Another option is to make your own kinder chemical drain cleaner that won’t damage your pipes. This is easier than you might imagine and you may already have the ingredients in your store cupboard. Carefully pour a cup of baking soda into the clogged drain and follow with a cup of white vinegar. When these two ingredients mix, there will be a chemical reaction and the white mixture will fizz. Leave this in the drain for at least 20 minutes and then flush the drain with hot (not boiling) water. This process can be repeated multiple times to clean the drain and the baking soda is an effective deodorizer.

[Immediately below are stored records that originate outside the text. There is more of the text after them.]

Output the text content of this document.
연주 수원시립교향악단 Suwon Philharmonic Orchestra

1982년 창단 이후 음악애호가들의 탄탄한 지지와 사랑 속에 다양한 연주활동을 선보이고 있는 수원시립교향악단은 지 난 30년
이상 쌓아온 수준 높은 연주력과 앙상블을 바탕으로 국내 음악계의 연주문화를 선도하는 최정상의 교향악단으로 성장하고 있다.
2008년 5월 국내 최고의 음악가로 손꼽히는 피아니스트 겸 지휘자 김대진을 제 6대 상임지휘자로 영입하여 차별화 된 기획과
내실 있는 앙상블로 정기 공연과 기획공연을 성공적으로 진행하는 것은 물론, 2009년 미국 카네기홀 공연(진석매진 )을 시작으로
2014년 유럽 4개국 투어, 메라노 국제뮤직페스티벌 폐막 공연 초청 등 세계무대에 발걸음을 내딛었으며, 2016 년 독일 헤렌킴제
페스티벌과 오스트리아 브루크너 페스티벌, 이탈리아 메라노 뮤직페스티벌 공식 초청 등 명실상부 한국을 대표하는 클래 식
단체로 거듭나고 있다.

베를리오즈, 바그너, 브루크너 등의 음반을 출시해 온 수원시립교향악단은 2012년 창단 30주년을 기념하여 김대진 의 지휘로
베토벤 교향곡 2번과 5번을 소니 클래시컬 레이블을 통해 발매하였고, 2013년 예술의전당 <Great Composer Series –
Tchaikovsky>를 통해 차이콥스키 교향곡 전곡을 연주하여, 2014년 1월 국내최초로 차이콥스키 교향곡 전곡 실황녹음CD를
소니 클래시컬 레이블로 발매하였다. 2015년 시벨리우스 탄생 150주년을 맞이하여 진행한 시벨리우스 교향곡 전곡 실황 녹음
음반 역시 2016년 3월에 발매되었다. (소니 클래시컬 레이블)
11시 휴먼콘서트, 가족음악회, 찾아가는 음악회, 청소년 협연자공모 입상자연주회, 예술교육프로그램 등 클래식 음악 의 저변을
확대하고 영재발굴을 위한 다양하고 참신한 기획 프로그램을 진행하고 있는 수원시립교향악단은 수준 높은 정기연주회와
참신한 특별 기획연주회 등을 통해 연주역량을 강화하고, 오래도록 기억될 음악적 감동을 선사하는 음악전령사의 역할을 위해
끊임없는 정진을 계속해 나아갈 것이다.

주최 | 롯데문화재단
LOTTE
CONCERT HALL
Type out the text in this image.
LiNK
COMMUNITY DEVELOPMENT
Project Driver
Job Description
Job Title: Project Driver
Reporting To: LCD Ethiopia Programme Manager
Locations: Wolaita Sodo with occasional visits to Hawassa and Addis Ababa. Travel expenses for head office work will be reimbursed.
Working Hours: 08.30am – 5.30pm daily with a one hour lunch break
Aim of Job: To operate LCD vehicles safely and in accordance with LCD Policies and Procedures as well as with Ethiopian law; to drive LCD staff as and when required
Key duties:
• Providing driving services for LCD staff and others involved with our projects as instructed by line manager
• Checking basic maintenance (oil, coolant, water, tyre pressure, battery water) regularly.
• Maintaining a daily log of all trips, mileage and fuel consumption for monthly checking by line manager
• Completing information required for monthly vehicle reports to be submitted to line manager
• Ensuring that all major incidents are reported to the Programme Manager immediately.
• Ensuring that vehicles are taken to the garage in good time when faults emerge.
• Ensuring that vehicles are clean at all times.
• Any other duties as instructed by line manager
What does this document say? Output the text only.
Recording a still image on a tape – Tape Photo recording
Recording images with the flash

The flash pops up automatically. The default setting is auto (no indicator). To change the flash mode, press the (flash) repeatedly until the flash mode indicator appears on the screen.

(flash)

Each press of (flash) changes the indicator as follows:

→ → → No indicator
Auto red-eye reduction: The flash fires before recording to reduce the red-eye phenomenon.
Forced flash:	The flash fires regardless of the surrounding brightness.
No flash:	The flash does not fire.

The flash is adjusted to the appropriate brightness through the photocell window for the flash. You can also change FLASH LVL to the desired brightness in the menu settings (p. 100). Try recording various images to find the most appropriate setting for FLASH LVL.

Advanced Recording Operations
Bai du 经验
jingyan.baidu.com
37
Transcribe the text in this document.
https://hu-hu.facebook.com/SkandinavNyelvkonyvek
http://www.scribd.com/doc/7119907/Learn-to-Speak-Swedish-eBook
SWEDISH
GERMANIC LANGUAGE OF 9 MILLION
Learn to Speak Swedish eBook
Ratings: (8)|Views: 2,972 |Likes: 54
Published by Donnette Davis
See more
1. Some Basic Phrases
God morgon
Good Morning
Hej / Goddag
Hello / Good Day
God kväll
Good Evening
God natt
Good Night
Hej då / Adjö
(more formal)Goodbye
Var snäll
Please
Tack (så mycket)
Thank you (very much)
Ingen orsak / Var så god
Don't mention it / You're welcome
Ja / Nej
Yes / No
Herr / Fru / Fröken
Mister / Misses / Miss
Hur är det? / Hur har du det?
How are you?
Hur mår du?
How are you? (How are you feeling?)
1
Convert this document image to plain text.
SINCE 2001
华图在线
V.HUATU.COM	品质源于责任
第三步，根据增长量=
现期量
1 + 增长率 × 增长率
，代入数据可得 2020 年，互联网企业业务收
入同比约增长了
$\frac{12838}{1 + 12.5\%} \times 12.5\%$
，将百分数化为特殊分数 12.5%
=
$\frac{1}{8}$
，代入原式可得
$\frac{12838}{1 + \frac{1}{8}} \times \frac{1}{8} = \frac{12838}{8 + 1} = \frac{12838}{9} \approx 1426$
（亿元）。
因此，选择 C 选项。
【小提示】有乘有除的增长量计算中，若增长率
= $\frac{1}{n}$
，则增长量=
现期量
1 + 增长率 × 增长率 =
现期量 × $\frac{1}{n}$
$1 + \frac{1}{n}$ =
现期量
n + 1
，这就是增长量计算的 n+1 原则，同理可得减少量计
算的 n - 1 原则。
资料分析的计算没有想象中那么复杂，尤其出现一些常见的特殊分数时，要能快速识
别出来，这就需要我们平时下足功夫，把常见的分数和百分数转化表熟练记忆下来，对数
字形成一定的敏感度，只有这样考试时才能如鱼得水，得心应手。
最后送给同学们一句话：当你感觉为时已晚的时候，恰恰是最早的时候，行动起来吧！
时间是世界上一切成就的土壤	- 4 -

If the drain clog is limited to a single drain, then it’s likely that you’re dealing with a simple clog that you may be able to clean yourself. But, if there are multiple slow or blocked drains at the same time, it’s a sign of a more serious problem. There may be an underlying problem  in the main sewer line such as a collapse. At this point, it should be clear that a plumbing snake or homemade cleaner will not solve this problem.

What is the Solution?

If you’ve tried to clear the drain clog with a plunger, plumbing snake, or homemade safe chemical cleaner with no success, it’s time to contact a local professional plumber. They can feed a fiber optic drain line camera into the drain to locate the source of the problem. In many cases, there is a sewer line clog that can be cleared with hydro jetting. If the sewer line has collapsed, it may be possible to carry out a trenchless repair to reduce the cost and disruption to your home. It’s important to take action because the problem will not improve without direct intervention and it can get much worse.